KURULTAY Başkanı Prof. Dr. Yılmaz Büyükerşen’in kongreyi açarken şöyle diyordu: “Aziz Atatürk’ün ‘Benim iki büyük eserim vardır; bunlardan biri Cumhuriyet, diğeri ise CHP’dir’ diye tanımladığı bu büyük milli mücadele hareketi, bugün Türkiye’nin içinde bulunduğu ağır koşullar düşünüldüğünde, 36’ncısını yapacağımız bu büyük kurultayımız için çok büyük önem taşımaktadır.”
Bu sözcükler heyecan veriyor. “Ayrıca bu kurultayın normal zamanlardaki bir kurultay olmaktan çok Sivas’ta toplanan ilk kongre gibi, ülkemizi ve milletimizi içinde bulunduğu alacakaranlıktan aydınlığa çıkaracak yol....” diyerek, kurultayın havasını güçlendirmek istiyor Büyükerşen...
Ne yazık ki, hava bundan uzak; onlar birilerinin ‘siyasi ateşi’ni bekliyor.
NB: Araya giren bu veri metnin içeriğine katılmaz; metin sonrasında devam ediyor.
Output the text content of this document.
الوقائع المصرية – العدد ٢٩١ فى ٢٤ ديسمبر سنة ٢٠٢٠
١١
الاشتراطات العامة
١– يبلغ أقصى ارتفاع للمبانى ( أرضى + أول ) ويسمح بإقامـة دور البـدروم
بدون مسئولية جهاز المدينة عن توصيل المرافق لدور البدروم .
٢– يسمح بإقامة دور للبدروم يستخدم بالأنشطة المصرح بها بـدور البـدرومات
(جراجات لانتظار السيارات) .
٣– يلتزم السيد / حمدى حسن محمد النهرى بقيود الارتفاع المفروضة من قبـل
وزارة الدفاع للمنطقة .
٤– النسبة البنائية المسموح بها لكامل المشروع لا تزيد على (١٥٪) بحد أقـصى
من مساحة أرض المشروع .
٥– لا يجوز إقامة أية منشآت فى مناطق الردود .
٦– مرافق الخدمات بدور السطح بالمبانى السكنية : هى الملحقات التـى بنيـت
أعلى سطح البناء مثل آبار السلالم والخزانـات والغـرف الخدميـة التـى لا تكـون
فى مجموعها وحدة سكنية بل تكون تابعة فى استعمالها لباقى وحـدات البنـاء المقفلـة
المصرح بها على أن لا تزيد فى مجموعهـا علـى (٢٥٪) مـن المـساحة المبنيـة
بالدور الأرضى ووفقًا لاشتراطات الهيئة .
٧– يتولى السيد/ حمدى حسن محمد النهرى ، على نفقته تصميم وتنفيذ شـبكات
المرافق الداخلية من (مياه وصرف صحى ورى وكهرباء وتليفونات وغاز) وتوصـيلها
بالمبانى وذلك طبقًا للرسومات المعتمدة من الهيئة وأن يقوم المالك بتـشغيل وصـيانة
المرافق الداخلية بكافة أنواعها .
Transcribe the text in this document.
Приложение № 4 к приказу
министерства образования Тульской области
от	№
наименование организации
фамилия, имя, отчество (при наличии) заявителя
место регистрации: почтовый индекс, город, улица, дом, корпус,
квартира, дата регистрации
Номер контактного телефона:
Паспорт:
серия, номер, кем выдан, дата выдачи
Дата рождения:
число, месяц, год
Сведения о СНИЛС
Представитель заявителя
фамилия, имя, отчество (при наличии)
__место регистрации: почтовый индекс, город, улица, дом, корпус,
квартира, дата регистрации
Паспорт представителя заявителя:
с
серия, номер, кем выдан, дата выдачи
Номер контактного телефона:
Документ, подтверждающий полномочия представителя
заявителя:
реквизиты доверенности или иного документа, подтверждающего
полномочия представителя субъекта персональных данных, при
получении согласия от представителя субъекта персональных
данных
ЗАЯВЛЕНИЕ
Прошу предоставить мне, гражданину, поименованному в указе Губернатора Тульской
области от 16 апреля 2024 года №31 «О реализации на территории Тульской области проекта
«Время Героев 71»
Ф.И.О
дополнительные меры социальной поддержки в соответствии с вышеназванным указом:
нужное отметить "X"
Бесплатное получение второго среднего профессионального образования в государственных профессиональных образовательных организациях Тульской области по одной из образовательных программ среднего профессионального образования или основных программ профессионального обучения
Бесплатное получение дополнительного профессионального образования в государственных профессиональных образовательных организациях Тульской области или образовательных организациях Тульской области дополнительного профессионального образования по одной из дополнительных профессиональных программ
Kılıçdaroğlu her zamanki gibi rutin ‘grup konuşması’ yapıyor; halbuki delege ‘çıkış’, ‘yeni şeyler’ bekliyor. Muharrem İnce, Kılıçdaroğlu’na karşı ikinci kez resmi olarak aday oluyor. Sahneye asılan “Adalet ve Cesaret Kurultayı” sloganını içine sindirmiş İnce, yüreğini açmış konuşuyor; tabanın duymak istediği mesajları ‘İktidar, iktidar’ sloganları arasında dillendiriyor.
Gerçek bir kurultay havası mı? Hayır!
CHP böyle bir kurultay yaşamasaydı keşke... İnce’nin oyları ile ilgili ‘çift imza’ entrikası yapılmasaydı.
Tüzük değişikliğinin gündeme alınmaması da ayrı bir ayıp. Hani, “Hak, Hukuk, Adalet” sloganları atılıyordu.